Death toll rises to 89 after Niger army base attack

Death toll rises to 89 after Niger army base attack
# 12 January 2020 00:03 (UTC +04:00)

The death toll from Thursday’s attack by suspected jihadists on a Niger army base has risen to at least 89, four security sources said, surpassing a raid last month that killed 71 soldiers as the deadliest against Nigerien forces in years.

The government said on Thursday that 25 soldiers were killed, according to a provisional death toll, while successfully repelling the attack in the western town of Chinagodrar by assailants aboard motorcycles and other vehicles.

Four security sources told Reuters that at least 89 members of Niger’s security forces killed in the attack were buried on Saturday in the capital, Niamey.

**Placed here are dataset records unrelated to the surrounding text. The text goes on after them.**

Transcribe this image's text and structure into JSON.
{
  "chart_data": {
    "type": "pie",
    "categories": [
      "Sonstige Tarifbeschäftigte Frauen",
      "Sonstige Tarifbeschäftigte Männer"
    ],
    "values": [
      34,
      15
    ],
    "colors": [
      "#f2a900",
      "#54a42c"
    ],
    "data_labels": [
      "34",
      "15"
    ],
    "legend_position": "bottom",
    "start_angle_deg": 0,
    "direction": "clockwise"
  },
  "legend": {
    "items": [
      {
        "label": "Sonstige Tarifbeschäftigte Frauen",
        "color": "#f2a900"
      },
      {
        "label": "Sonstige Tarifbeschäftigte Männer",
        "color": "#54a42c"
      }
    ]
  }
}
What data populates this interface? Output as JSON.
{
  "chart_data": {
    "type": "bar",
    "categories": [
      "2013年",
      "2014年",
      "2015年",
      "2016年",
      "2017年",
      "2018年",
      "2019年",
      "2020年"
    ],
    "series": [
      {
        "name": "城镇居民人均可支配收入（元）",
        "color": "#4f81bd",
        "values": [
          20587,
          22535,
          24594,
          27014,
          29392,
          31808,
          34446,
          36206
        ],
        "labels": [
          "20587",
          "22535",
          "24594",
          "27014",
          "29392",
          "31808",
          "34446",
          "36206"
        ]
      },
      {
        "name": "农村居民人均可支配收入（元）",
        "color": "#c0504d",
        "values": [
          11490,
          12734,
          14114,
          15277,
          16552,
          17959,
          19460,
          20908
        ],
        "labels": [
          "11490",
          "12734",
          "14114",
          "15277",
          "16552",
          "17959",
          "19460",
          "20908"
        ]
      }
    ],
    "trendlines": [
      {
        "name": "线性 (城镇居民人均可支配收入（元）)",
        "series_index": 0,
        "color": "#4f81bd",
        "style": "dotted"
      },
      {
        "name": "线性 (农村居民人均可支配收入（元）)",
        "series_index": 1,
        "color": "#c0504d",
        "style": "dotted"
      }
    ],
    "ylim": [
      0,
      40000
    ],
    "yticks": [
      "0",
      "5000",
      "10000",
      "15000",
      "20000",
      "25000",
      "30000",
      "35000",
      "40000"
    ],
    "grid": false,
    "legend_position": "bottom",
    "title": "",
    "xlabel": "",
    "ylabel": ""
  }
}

One of the sources said the actual death toll could be higher because a number of soldiers were buried immediately on Thursday in Chinagodrar.

Defence Minister Issoufou Katambe said that an updated death toll would be announced after a national security council meeting on Sunday.

The Chinagodrar attack, coming a month after the raid in nearby Inates by fighters from an Islamic State affiliate that killed 71 soldiers, highlights the deteriorating security situation near Niger’s borders with Mali and Burkina Faso.

Attacks have risen fourfold over the past year in Niger, killing nearly 400 people, according to data from the Armed Conflict Location & Event Data Project, a non-profit research organization, despite efforts by international forces to stop militants linked to Islamic State and al Qaeda.

French fighter jets were scrambled on Thursday to scare off the attackers, France’s regional taskforce said, possibly averting an even heavier casualty count.

No group has yet claimed responsibility for the attack, but Katambe said on Friday that the army would launch a new offensive against jihadists.

West Africa’s Sahel region, a semi-arid belt beneath the Sahara, has been in crisis since 2012, when ethnic Tuareg rebels and loosely aligned jihadists seized the northern two-thirds of Mali, forcing France to intervene to temporarily beat them back.